Bayou Superfund LLC, Bayou No Leverage Fund LLC and Bayou Accredited Fund LLC  (the “Funds”) are all debtors in possession in the U.S. Bankruptcy Court for the Southern District of New York. The Funds’ new management alleges in court pleadings that the Funds were operated as a Ponzi scheme by which the old managers would use new investor money to pay off investor redemptions in order to conceal the fact that the Funds were unprofitable. In essence, the Funds’ current management charge that the investors who redeemed their interests before bankruptcy received money to which they were not entitled because the net assets values were fraudulent.

The Funds brought 95 lawsuits against former investors who had redeemed their interests prior to bankruptcy. The theory of the lawsuits is that the distributions to the redeeming investors represent fraudulent transfers that are recoverable by the Funds under the bankruptcy law. The redeeming investors moved to dismiss these claims on various grounds, including the defense that they gave up value for the redemptions and that they had no knowledge of any fraud. In a February 2007 decision, the bankruptcy court denied those motions holding that the complaints were viable and that the redeeming investors would be required to prove their defenses after discovery and perhaps a trial. In a decision dated August 9, 2007, Bankruptcy Judge Hardin essentially reaffirmed his decision, finding that the Funds had standing to assert claims against the redeeming investors and also noting that the number of lawsuits against the redeeming investors now totaled 110.
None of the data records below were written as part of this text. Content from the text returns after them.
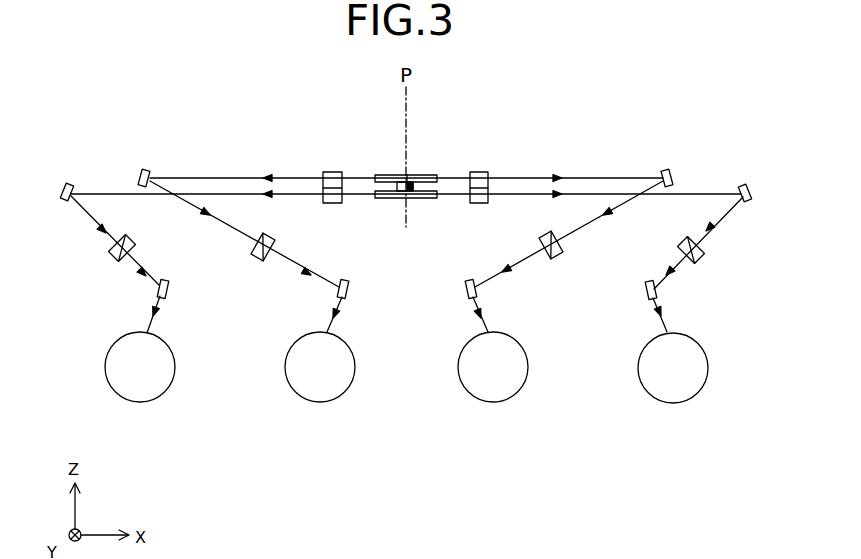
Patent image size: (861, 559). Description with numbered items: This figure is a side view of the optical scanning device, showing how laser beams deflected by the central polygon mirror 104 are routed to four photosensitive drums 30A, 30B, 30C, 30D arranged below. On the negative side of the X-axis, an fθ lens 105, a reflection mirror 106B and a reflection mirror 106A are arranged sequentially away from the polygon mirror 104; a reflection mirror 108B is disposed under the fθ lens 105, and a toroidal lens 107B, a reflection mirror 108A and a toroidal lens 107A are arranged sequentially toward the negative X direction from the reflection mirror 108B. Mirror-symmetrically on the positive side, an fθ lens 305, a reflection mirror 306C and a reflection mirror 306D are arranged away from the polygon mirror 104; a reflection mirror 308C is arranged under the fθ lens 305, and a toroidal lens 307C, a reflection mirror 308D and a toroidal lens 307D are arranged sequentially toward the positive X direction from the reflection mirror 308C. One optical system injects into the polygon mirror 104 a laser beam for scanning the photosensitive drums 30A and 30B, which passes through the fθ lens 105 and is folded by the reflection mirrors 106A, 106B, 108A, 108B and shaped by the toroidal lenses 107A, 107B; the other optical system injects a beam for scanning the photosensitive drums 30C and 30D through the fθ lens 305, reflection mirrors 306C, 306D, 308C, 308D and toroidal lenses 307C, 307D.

The polygon mirror 104 is at (392, 159).
The fθ lens 105 is at (322, 158).
The fθ lens 305 is at (496, 158).
The reflection mirror 106A is at (89, 161).
The reflection mirror 106B is at (163, 153).
The reflection mirror 306C is at (644, 153).
The reflection mirror 306D is at (721, 161).
The toroidal lens 107A is at (139, 234).
The toroidal lens 107B is at (298, 237).
The toroidal lens 307C is at (516, 237).
The toroidal lens 307D is at (675, 236).
The reflection mirror 108A is at (183, 275).
The reflection mirror 108B is at (363, 272).
The reflection mirror 308C is at (454, 270).
The reflection mirror 308D is at (632, 276).
The photosensitive drum 30A is at (158, 379).
The photosensitive drum 30B is at (340, 377).
The photosensitive drum 30C is at (513, 377).
The photosensitive drum 30D is at (694, 377).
The import of this decision is especially troubling for investors who have received redemptions from hedge funds that find themselves in US-based insolvency proceedings. Even investors who are totally innocent of fraud and who had no knowledge of any wrongdoing could potentially be liable to return the amount of redemptions, perhaps with interest. Even if these investors are ultimately not liable, they could become enmeshed in costly discovery and litigation. Until this case proceeds further and more learning is revealed, investors who receive redemptions from troubled funds should carefully document the circumstances of the withdrawals and be prepared to establish that they acted in good faith without knowledge of the fraud.